Driving around, I heard various authorities said “go to our Twitter feed”. The local utility, SDG&E, did a good job of updating the news as it came in — including a link to the news that all power was restored by 3:25 a.m. Friday. The Twitter feed for San Diego County government never noted that all power was restored, but did say county courts would be in session. The San Diego Airport tweeted problems from Thursday night but had nothing Friday.
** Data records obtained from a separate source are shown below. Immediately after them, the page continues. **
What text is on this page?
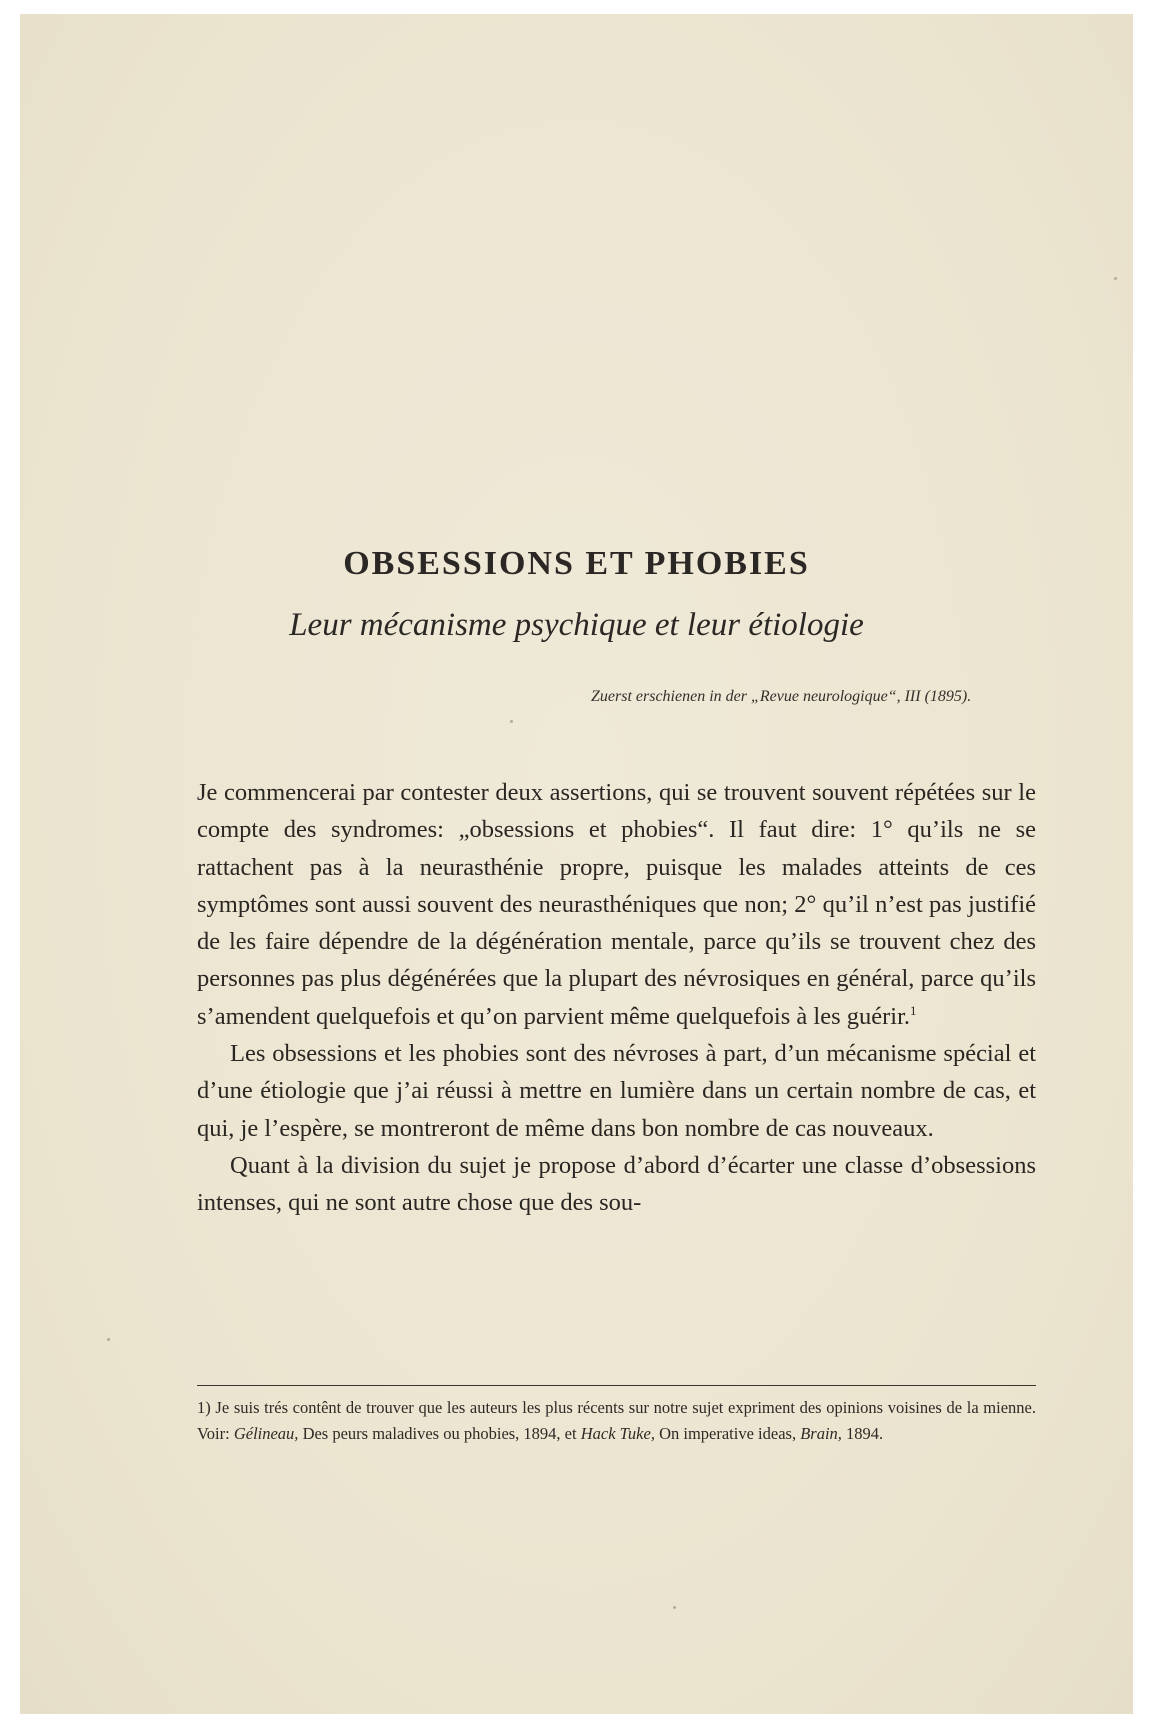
OBSESSIONS ET PHOBIES
Leur mécanisme psychique et leur étiologie
Zuerst erschienen in der „Revue neurologique“, III (1895).

Je commencerai par contester deux assertions, qui se trouvent souvent répétées sur le compte des syndromes: „obsessions et phobies“. Il faut dire: 1° qu’ils ne se rattachent pas à la neurasthénie propre, puisque les malades atteints de ces symptômes sont aussi souvent des neurasthéniques que non; 2° qu’il n’est pas justifié de les faire dépendre de la dégénération mentale, parce qu’ils se trouvent chez des personnes pas plus dégénérées que la plupart des névrosiques en général, parce qu’ils s’amendent quelquefois et qu’on parvient même quelquefois à les guérir.$^1$

Les obsessions et les phobies sont des névroses à part, d’un mécanisme spécial et d’une étiologie que j’ai réussi à mettre en lumière dans un certain nombre de cas, et qui, je l’espère, se montreront de même dans bon nombre de cas nouveaux.

Quant à la division du sujet je propose d’abord d’écarter une classe d’obsessions intenses, qui ne sont autre chose que des sou-

1) Je suis trés contênt de trouver que les auteurs les plus récents sur notre sujet expriment des opinions voisines de la mienne. Voir: Gélineau, Des peurs maladives ou phobies, 1894, et Hack Tuke, On imperative ideas, Brain, 1894.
Similarly, the region’s main emergency preparedness agency had no posts since this one Thursday night:

@ReadySanDiego
RT: @SDGE While we're getting power back on to some areas, it will be some time tomorrow before all power is restored to region. #sdoutage
So as with other web-enabled communications strategies, such efforts are meaningless unless you make the commitment to keep your content up-to-date: daily or weekly for most organizations, but hourly for major institutions in a time of emergency.

In the end, the only communication medium that worked reliably was decidedly old media: news radio. The local news/talk station, KOGO, dates back to 1925. Although they (and other stations) had the cable news election night/disaster syndrome — babbling when there’s nothing new — nonetheless they were able to broadcast accurate up-to-date news to the widest possible audience.

In other words, mass communications run by journalists trumped social media run by amateurs or government officials. Now if only old media could find a business model that keeps them in business.

The outage certainly makes me appreciate the crank-powered Grundig radio that (ironically) my mom gave me one Christmas. However, it takes a lot of cranking to listen to a half hour of radio, so when I got home I plugged in the charger to the wall so I’ll be able to listen for an hour or so before I have to crank.